The weapon was the first hammerless rifle. It used a spring-action firing pin, rather than a clumsy metal hammer, to fire rounds.

Another first was a counter on the rifle to show the number of bullets in the magazine.

The Model 99 unveiled in 1893 also boasted a graceful design with a handsome wooden stock. Its weight was finely balanced for shooting. All the user had to do was flip the lever to pump a round into the rifle’s chamber and pull the trigger in one smooth action.

Savage organized Savage Arms Co. in Utica in 1894 to produce the Model 99.

He hoped to sell his gun to the U.S. military. But the Army still favored slower, bolt-action rifles. The service didn’t want to risk a change.

Savage had a fallback. He introduced the Model 99 to sport hunters in 1897. “It was an immediate success,” Coburn said. “It started selling and just took off.”

The Model 99 was so mechanically perfect, it stayed in production with only minor changes to its basic design until 1999. It appeared in various grades and models. Though Savage no longer makes the gun, it’s gone down as one of the most popular hunting rifles ever made.

Savage’s innovative streak rubbed off on Savage Arms.

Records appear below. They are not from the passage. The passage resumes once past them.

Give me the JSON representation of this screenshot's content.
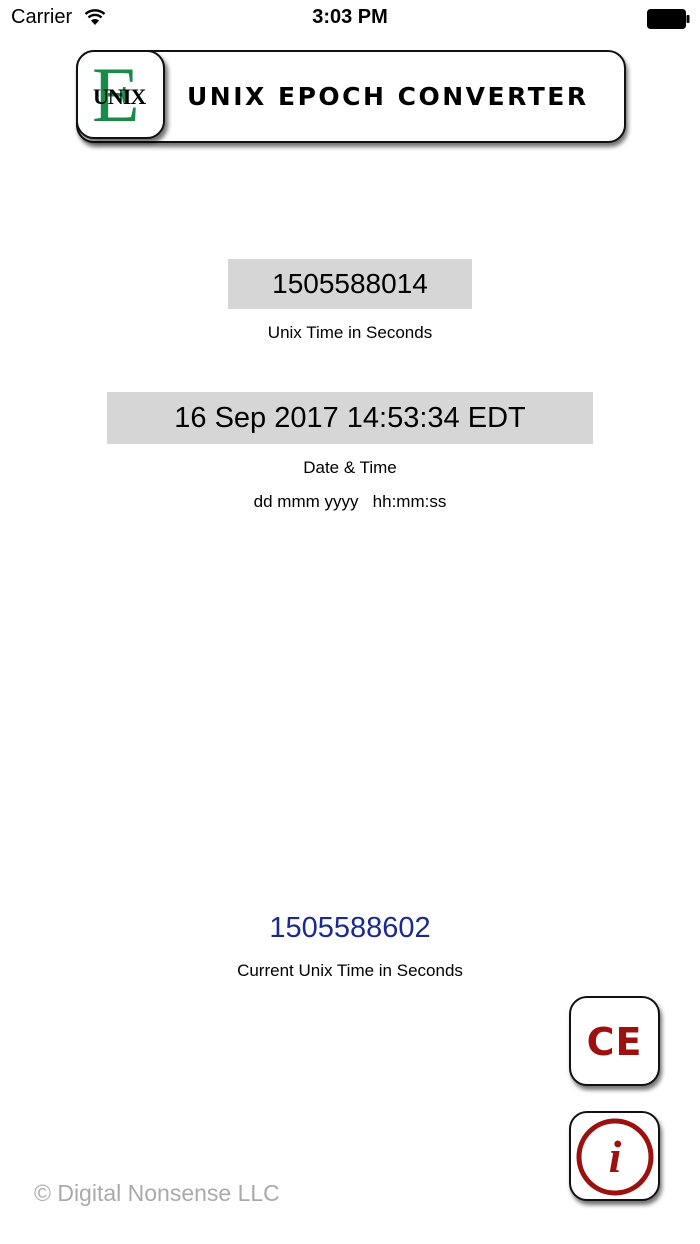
{
  "status_bar": {
    "carrier": "Carrier",
    "time": "3:03 PM"
  },
  "header": {
    "logo_big": "E",
    "logo_small": "UNIX",
    "title": "UNIX EPOCH CONVERTER"
  },
  "unix": {
    "value": "1505588014",
    "label": "Unix Time in Seconds"
  },
  "date": {
    "value": "16 Sep 2017 14:53:34 EDT",
    "label": "Date & Time",
    "format_label": "dd mmm yyyy   hh:mm:ss"
  },
  "current": {
    "value": "1505588602",
    "label": "Current Unix Time in Seconds"
  },
  "buttons": {
    "ce_label": "CE",
    "info_label": "i"
  },
  "footer": {
    "copyright": "© Digital Nonsense LLC"
  },
  "colors": {
    "accent_blue": "#1a2a8f",
    "ce_red": "#9c1010",
    "logo_green": "#1a8a4a",
    "box_gray": "#d6d6d6"
  }
}
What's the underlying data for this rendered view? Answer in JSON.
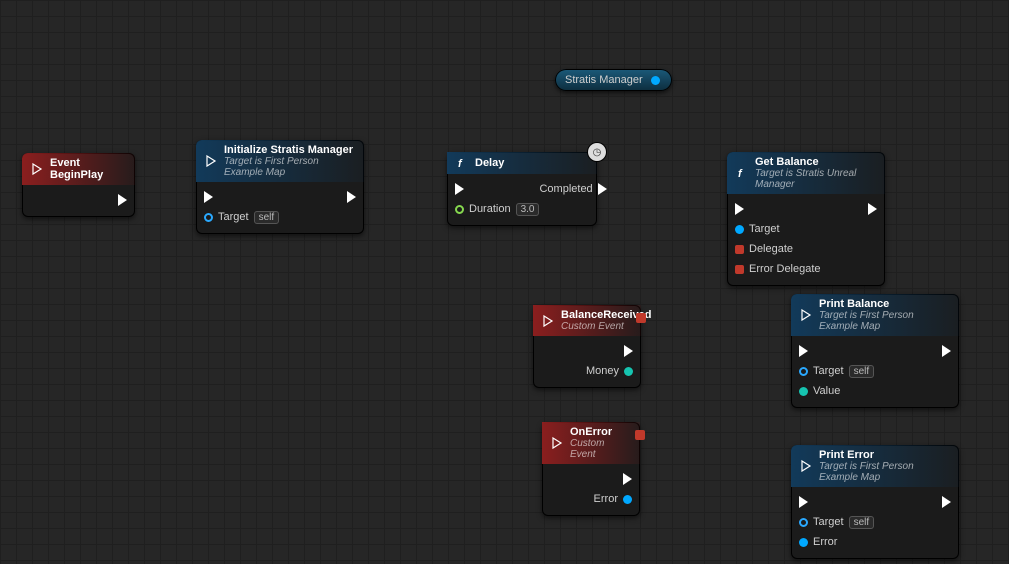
{
  "variable": {
    "name": "Stratis Manager"
  },
  "nodes": {
    "beginPlay": {
      "title": "Event BeginPlay"
    },
    "init": {
      "title": "Initialize Stratis Manager",
      "subtitle": "Target is First Person Example Map",
      "target": "Target",
      "self": "self"
    },
    "delay": {
      "title": "Delay",
      "duration_label": "Duration",
      "duration_value": "3.0",
      "completed": "Completed"
    },
    "getBalance": {
      "title": "Get Balance",
      "subtitle": "Target is Stratis Unreal Manager",
      "target": "Target",
      "delegate": "Delegate",
      "errorDelegate": "Error Delegate"
    },
    "balanceReceived": {
      "title": "BalanceReceived",
      "subtitle": "Custom Event",
      "money": "Money"
    },
    "onError": {
      "title": "OnError",
      "subtitle": "Custom Event",
      "error": "Error"
    },
    "printBalance": {
      "title": "Print Balance",
      "subtitle": "Target is First Person Example Map",
      "target": "Target",
      "self": "self",
      "value": "Value"
    },
    "printError": {
      "title": "Print Error",
      "subtitle": "Target is First Person Example Map",
      "target": "Target",
      "self": "self",
      "error": "Error"
    }
  }
}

He left the firm in 1917, having earlier sold off his interest to Utica businessmen, and the company kept making quality rifles, pistols and ammunition. It merged with Driggs-Seabury Ordnance Co. during World War I to produce Lewis machine guns.

When weapons demand tanked after the war’s end in 1918, Savage Arms acquired sporting arms maker J. Stevens Arms & Tool Co.

Anticipating peacetime demand, Savage Arms diversified into electrical appliances. By 1924, it had become the fifth largest maker of laundry machines in the U.S. and was selling more appliances than guns.

Savage Arm’s share price soared 254% in 79 weeks in the mid-1920s.

Arthur Savage wasn’t perfect. Despite his focus, people found him hard to work with.The driven side of Savage’s personality was so intense “that he drove everyone with him mad,” Coburn said. That edginess led the board of directors to ask the founder to leave the firm in 1917.

The upside of Savage’s intensity was it resulted in creative sparks during his firm’s early days.

Loaded For Bear

After Savage began selling his Model 99s, Indian Tribe Chief Lame Bear approached him about buying the rifles for his reservation.

Savage made a deal. He agreed to sell Lame Bear discounted Model 99s in return for the tribe’s endorsement, which Savage used in ad testimonials. The company’s Indian head logo, still used by Savage Arms today, was later adopted in 1919 with the chief’s blessing.

Savage kept making his mark after he left Savage Arms.

He moved out West and took up car racing. He often ripped the tires off his cars because they weren’t designed to withstand side torque.

He fixed the problem by mounting wires on the wheels’ sidewalls, creating the first radial tire. He and his son Arthur J. later started Savage Tire Co. in San Diego.

Savage died in California at age 84.

Savage Arms went through many ownership changes from the 1960s to the 1990s. It’s now a private firm that produces a range of firearms.